Na pele de uma criança vendedora de cigarros: quando os sonhos resistem à pobreza e ao abandono

Amanu a vender cigarros no Largo Lecidere/Foto: Diligente

Amanu tem 13 anos e vende cigarros na rua para ajudar os pais e o irmão desempregado. Teve de abandonar a escola depois de vários episódios de agressão por parte de colegas, mas continua a sonhar: quer ser motorista de autocarro, renovar a casa dos pais e voltar a estudar.

No meio da agitação constante da cidade de Díli, onde quase não há silêncio, um rapaz chamado Zenino Pires, de 13 anos, mais conhecido por Amanu, pode ser visto todos os dias a vender cigarros numa esquina da zona do Largo Lecidere. De roupas simples e sorriso persistente, enfrenta o sol escaldante para ajudar os pais idosos.

Filho de pequenos agricultores de Watulari, Amanu cresceu no seio de uma família modesta. Tem um irmão mais velho, que também sustenta a família. Há um ano, ainda era aluno do ensino básico em Watulari. Deveria estar no sexto ano. Mas agora, é uma criança que já não estuda e que migrou para a capital para procurar sustento. Não foi a preguiça que o afastou da escola, mas sim a violência repetida por parte de colegas. “Da última vez, obrigaram-me a comprar cigarros para eles.
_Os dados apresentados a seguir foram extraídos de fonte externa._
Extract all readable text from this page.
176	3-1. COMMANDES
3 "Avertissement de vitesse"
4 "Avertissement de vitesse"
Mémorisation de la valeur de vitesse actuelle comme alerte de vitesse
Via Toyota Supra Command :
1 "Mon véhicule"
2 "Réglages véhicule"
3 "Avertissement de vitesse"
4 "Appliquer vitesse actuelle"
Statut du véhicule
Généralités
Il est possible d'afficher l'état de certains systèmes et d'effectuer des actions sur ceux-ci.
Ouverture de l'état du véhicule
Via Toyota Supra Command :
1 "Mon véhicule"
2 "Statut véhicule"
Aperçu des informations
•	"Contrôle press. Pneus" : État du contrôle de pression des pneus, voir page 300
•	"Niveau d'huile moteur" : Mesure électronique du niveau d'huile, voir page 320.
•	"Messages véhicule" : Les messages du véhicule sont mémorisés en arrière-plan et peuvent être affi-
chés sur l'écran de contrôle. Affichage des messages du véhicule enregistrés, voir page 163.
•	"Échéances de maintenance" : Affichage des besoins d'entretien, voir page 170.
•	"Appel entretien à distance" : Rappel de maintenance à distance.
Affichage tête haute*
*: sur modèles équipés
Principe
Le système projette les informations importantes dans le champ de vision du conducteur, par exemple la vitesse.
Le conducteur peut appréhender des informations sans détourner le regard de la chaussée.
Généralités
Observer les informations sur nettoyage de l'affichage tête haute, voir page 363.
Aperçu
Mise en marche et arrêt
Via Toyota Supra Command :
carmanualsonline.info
Como recusei, bateram-me”, contou Amanu.

A recordação mais marcante foi quando foi agredido com um pedaço de madeira por vários colegas. “Bateram-me porque diziam que eu tinha agredido o irmão de um deles. Mas não fui eu. Essas coisas já aconteciam há muito tempo”, recordou em voz baixa.

A decisão de abandonar a escola deixou os pais inquietos. Ainda assim, Amanu insistiu em vir ter com o irmão mais velho, que já estava em Díli, para o ajudar e, um dia, voltar a estudar. Vive agora com ele e ajuda a vender cigarros nas ruas. Antes disso, vendia peixe em Watulari. “A minha mãe e o meu pai não disseram nada, mas sei que ficaram desiludidos”, confessou. O irmão concluiu a universidade, mas continua desempregado, por causa da crise económica e de um sistema marcado pelo nepotismo. “O meu irmão já se formou, mas ainda não conseguiu emprego”, disse Amanu com inocência.

Enquanto outras crianças brincam, Amanu procura formas de ganhar dinheiro. E quando lhe perguntam o que sonha ser, a resposta é simples, mas invulgar: “Quero ser cobrador de autocarro e aprender a conduzir. Depois quero ser motorista e juntar dinheiro para comprar o meu próprio autocarro.”

Uma criança pequena já traçou um futuro inteiro, mesmo sob a sombra da pobreza. Os pais vivem numa casa com paredes de madeira. “Quando tiver o meu próprio autocarro e muito dinheiro, a primeira coisa que vou fazer é arranjar a casa da minha mãe e do meu pai”, disse cheio de esperança.

É o retrato de uma criança que tenta sobreviver ao lado do irmão, numa cidade grande. Os cigarros que vende custam 25 centvados cada e trabalha das primeiras horas da manhã até ao início da tarde. Ganha—se tiver sorte—cerca de 20 dólares por dia. O dinheiro é todo para sustentar a família. “No início, o meu irmão não me deixou ajudar. Mas como estávamos com pouco dinheiro e eu queria muito contribuir, acabou por deixar”, disse em voz baixa.

Atualmente, os dois vivem com um familiar e enfrentam, juntos, as dificuldades da vida em Díli. Embora a Constituição de Timor-Leste reconheça o direito das crianças à proteção contra negligência, abuso e exploração, a realidade está longe da lei.

Segundo a Comissão Nacional de Combate ao Trabalho Infantil, entre 2016 e 2022 foram identificadas quase 52 mil crianças, dos 5 aos 17 anos, envolvidas em formas de trabalho inadequadas à sua idade. Já os dados do censo de 2022 apontam que uma em cada cinco crianças entre os 6 e os 18 anos está fora da escola. Entre os jovens dos 19 aos 29 anos, 70% já não continuam os estudos. No total, cerca de 45% dos timorenses entre os 3 e os 29 anos estão fora da educação formal.

A história de Amanu é o retrato de um sistema que falha em proteger os mais novos. Com apenas 13 anos, viu-se forçado a abandonar a escola por não se sentir seguro. Para sobreviver, passou a vender cigarros, a única forma de ajudar a família. O Estado promete proteção, mas Amanu tem de garantir o pão de cada dia.